Beethoven et la 9e

Tout le monde connaît Ludwig van Beethoven, ses œuvres, ses cheveux fous, son influence. Thomas baronnet mène l’enquête sur le Finale de sa Symphonie n° 9, vous saurez tout sur l’Ode à la joie : sa création, le sens de cet hymne, et même le niveau sonore lorsque l’œuvre était jouée à l’époque de sa création !

Pour aller plus loin : le texte du programme de salle

Il faut imaginer Ludwig van Beethoven au Kärtnertor de Vienne le 7 mai 1824, debout, dos au public, aux côtés du chef d’orchestre Michael Umlauf à qui il donne le tempo, emmuré dans sa surdité. Qu’allait penser l’assistance de sa nouvelle création : la Symphonie n° 9, mûrie patiemment pendant près de trente ans ?

C’est en effet dès 1792 que Beethoven songe à mettre en musique le poème An die Freude de Friedrich von Schiller qu’il admire, dès 1808 qu’il annonce l’Hymne à la joie dans le final éblouissant de sa Fantaisie pour piano, chœur et orchestre, et en 1818 qu’il ambitionne d’intégrer des parties chorales dans une partition symphonique. Aussi, lorsqu’il se met en 1822 à l’écriture proprement dite en synthétisant toutes ses idées, c’est comme s’il se mettait à assembler les pièces éparpillées d’un puzzle.
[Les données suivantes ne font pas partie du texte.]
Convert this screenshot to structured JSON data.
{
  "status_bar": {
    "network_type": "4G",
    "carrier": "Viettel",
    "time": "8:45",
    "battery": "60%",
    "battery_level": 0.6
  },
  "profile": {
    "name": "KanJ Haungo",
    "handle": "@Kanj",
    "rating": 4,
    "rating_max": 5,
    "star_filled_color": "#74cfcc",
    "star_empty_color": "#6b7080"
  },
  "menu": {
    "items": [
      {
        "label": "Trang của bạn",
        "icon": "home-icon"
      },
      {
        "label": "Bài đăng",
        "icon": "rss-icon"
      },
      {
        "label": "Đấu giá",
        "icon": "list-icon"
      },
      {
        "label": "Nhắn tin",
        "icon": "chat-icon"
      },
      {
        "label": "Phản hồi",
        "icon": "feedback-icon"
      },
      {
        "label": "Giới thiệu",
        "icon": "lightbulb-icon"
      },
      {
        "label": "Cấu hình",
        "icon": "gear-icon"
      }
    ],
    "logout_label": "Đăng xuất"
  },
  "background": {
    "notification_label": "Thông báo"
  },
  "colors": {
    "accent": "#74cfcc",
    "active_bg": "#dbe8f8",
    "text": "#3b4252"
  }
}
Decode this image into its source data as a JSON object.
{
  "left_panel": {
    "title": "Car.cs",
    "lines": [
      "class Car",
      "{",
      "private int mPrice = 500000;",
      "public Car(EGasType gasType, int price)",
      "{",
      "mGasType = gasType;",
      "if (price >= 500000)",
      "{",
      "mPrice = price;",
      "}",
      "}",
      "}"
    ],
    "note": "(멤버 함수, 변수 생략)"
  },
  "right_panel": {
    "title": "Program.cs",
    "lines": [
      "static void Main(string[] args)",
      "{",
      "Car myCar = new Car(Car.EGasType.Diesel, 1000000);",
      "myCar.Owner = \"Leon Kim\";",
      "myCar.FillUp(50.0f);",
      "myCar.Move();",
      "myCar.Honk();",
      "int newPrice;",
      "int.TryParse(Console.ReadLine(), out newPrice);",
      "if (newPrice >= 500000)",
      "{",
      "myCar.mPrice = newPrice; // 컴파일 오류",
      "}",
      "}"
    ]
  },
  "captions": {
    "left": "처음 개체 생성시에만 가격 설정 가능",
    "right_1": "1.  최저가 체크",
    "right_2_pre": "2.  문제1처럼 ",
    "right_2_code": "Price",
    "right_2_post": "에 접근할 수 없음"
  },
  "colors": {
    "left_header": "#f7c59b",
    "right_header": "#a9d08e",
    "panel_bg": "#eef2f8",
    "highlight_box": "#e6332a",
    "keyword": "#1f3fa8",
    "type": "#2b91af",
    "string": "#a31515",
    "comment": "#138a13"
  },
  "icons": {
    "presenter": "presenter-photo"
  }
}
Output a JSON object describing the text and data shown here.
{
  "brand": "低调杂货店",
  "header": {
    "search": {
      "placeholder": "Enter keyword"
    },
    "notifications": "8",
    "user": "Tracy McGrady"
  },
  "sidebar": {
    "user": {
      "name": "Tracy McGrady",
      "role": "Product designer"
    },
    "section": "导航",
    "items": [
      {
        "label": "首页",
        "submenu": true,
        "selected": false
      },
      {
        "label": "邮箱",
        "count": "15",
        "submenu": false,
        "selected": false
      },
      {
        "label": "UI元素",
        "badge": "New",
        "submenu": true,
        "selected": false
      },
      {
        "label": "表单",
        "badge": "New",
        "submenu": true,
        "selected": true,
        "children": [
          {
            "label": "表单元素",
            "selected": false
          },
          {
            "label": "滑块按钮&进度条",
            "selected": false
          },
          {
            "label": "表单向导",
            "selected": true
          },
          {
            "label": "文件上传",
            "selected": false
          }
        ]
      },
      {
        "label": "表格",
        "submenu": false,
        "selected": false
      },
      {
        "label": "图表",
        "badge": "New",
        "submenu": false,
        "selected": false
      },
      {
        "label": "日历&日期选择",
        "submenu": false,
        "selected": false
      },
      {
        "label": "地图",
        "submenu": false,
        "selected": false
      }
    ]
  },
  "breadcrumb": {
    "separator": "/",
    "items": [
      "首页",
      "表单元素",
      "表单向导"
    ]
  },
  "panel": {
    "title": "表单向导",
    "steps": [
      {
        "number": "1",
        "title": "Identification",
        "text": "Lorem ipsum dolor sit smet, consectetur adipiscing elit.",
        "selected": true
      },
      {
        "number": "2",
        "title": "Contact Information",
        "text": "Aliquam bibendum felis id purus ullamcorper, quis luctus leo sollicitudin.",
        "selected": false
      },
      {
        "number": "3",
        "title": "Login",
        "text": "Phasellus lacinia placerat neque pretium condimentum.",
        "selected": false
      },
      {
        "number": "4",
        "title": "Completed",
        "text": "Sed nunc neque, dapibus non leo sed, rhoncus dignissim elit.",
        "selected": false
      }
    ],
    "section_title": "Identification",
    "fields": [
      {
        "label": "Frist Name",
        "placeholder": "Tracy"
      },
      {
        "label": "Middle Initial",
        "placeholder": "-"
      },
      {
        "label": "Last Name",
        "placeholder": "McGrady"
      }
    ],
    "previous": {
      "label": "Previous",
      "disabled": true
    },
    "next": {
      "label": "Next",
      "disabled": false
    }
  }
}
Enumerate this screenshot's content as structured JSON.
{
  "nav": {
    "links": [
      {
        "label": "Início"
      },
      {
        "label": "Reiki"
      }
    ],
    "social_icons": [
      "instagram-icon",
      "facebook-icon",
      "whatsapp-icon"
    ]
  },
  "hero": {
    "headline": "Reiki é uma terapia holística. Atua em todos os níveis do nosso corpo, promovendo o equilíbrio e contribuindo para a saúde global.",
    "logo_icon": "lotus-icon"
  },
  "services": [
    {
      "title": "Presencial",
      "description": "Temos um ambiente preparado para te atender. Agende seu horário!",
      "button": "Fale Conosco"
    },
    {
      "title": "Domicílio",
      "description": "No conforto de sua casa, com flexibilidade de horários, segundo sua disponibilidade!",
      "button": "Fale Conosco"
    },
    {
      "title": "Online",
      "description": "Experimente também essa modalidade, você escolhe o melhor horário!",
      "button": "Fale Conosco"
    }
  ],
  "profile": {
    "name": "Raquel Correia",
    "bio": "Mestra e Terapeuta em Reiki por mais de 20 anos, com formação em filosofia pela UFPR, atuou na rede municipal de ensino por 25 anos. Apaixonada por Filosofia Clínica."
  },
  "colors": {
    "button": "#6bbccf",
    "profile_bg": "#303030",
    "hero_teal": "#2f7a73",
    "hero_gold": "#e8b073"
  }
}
Le succès de la partition est immédiat. La salle déchaînée fête le musicien qui ne s’en aperçoit que quand la contralto Caroline Unger le prend par le bras pour le placer face au public. Il semble que les Viennois aient tout de suite saisi qu’il s’agissait là d’une œuvre exceptionnelle, colossale dans ses dimensions, grandiose dans son dessein.

Cette longue symphonie – la plus longue de Beethoven – se développe selon la structure classique de quatre mouvements, mais sous une forme amplifiée et pleine de surprises, avec de brusques contrastes et des chœurs qui pulvérisent le cadre traditionnel tout en appelant à la fraternité entre les peuples.

Le premier mouvement, un Allegro ma non troppo, débute par une introduction de seize mesures où l’orchestre passe du pianissimo au crescendo pour exploser brutalement en un premier thème imposant, joué fortissimo, avant un deuxième thème tout en contrastes. Une coda particulièrement longue vient clore cette première partie avec une marche funèbre.

Le deuxième mouvement, Molto vivace, est un scherzo marqué par le rôle important accordé aux timbales et par le rythme presque obsessionnel qui s’impose comme une énergie vitale.

Tranchant avec les deux premiers mouvements explosifs, l’Adagio molto e cantabile qui suit apporte un climat de merveilleuse sérénité.

C’est dans le Finale – dernier mouvement de 25 minutes, une longueur inhabituelle – qu’après une ouverture instrumentale théâtrale apparaissent les voix. Le thème de l’Ode à la joie, d’abord murmuré par les hautbois, clarinettes, bassons et cors, laisse place au baryton qui chante « O Freunde, nicht diese Töne, sondern lasst uns angenehmere anstimmen und freudenvollere ! » (Ô frères, abandonnez cette musique, entonnons plutôt une musique plus agréable et joyeuse ! »). Le chœur reprend alors les derniers vers de l’Ode, avec de multiples variations, jusqu’au déchainement conclusif.

Cinq rappels, mouchoirs et chapeaux en l’air, mains levées : au triomphe de la création a succédé une postérité exceptionnelle. Si Richard Wagner l’a décrite comme « la dernière des symphonies » tant elle semble indépassable, elle est surtout l’éclatant symbole des Lumières grâce au message de paix et de fraternité présent dans l’Ode à la joie, au point d’être choisie, plus récemment, comme l’hymne européen.